After the last month’s tragic attacks, Adams simply doubled down on his “Subway Safety Plan” by increasing outreach teams to encourage people who are homeless to move into the city’s shelters. We don’t need more cops, more empty outreach, or more convincing; we need better options and more housing. People don’t feel safe enough to sleep in the shelters, whether due to the violence they’ve been exposed to there, due to COVID, or any number of other reasons. That’s why folks are living on the street or in the subway in the first place.

Now, Adams is turning his sights to the only other alternative people have when they can’t shelter in subways: the streets. Within weeks of the highly publicized string of assaults on homeless New Yorkers, video footage showed cops and Department of Sanitation workers demolishing an encampment under the Brooklyn- Queens Expressway in Williamsburg. The city provided no clear plan to provide safe, stable housing to the people losing their belongings while RealFeel Temperatures hit 10 degrees Fahrenheit.
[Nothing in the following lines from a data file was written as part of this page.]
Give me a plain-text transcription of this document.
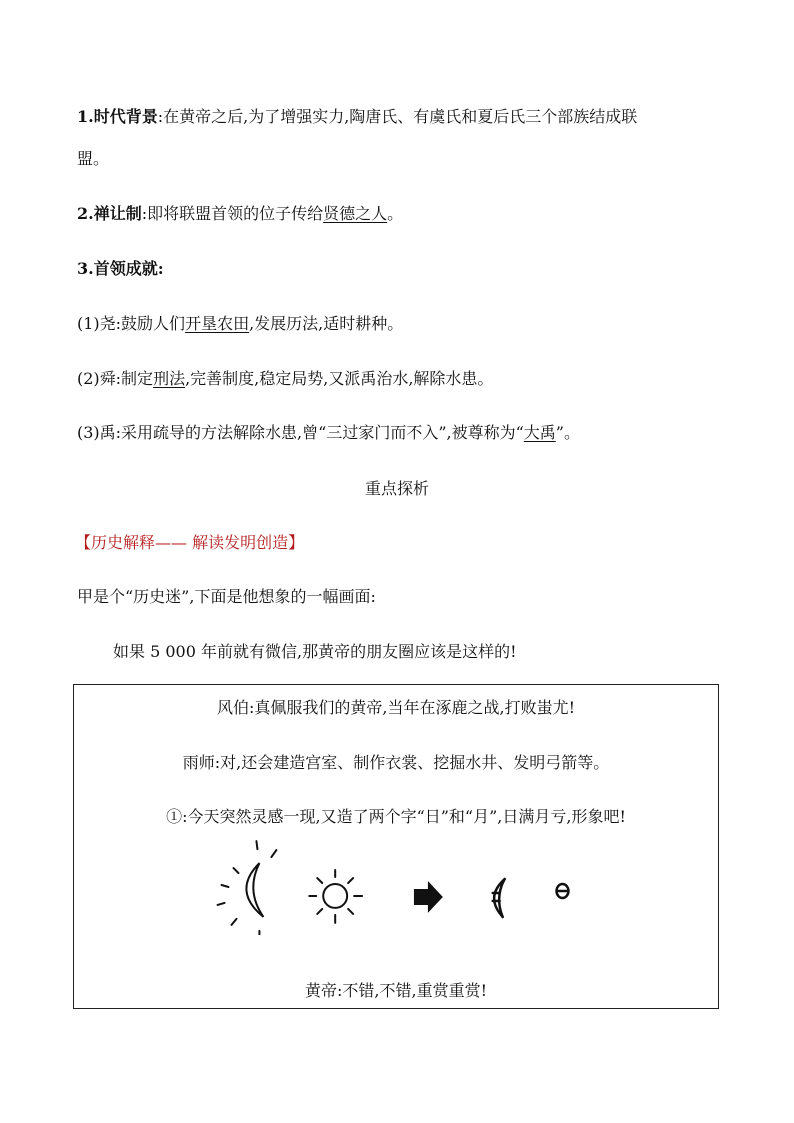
1.时代背景:在黄帝之后,为了增强实力,陶唐氏、有虞氏和夏后氏三个部族结成联
盟。
2.禅让制:即将联盟首领的位子传给贤德之人。
3.首领成就:
(1)尧:鼓励人们开垦农田,发展历法,适时耕种。
(2)舜:制定刑法,完善制度,稳定局势,又派禹治水,解除水患。
(3)禹:采用疏导的方法解除水患,曾“三过家门而不入”,被尊称为“大禹”。
重点探析
【历史解释—— 解读发明创造】
甲是个“历史迷”,下面是他想象的一幅画面:
如果 5 000 年前就有微信,那黄帝的朋友圈应该是这样的!
风伯:真佩服我们的黄帝,当年在涿鹿之战,打败蚩尤!
雨师:对,还会建造宫室、制作衣裳、挖掘水井、发明弓箭等。
①:今天突然灵感一现,又造了两个字“日”和“月”,日满月亏,形象吧!
黄帝:不错,不错,重赏重赏!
While Adams has since claimed to be honoring advocates’ and homeless activists’ demands by increasing the number of Safe Haven beds available, the new site in the Bronx includes 14-bed congregate rooms—which should not be confused with the safe and private setting people are asking for. Changing the definition of “safe haven” and twisting words and promises will not foster trust.

Adi Talwar

An 80-bed SafeHaven shelter for street homeless New Yorkers in The Bronx.

Ultimately, we know—and New Yorkers surveyed agree—that we will not make the city safer by adding more cops, whether they are sent to our subways to remove homeless New Yorkers without any plan for where they will go, or to our streets in the name of reducing gun violence despite a proven history of racist enforcement and violence.

When we criminalize homelessness, as the mayor’s “Subway Safety Plan” does, we are putting the barriers to safety, stability, health, and housing even higher for our neighbors in need. We cannot continue funding policing while defunding the very programs that create the conditions for true safety. Rather than blaming the least fortunate for our problems, we urge politicians and New Yorkers to join the movement that can build a community of compassion, where we uplift the most vulnerable not only with our words but with our our policies, actions, and budget.


Brandon West is a Brooklyn-based labor organizer, a former senior budget analyst for the Office of Management of Budget and City Council, and a 2021 candidate for City Council.

Alicia Singham Goodwin is a Harlem-based researcher and organizer focused on gun violence, drug policy, and decriminalization.

This op-ed was written in conjunction with the Racial Justice Working Group of NYC-DSA, a local branch of the National Democratic Socialists of America (DSA) and of which West and Singham Goodwin are members. DSA is the largest leftist organization in the United States — and supports the people’s demand to defund the police and abolish the prison industrial complex. DSA works collaboratively with labor unions and grassroots organizations to build a mass, multiracial, democratic abolitionist movement.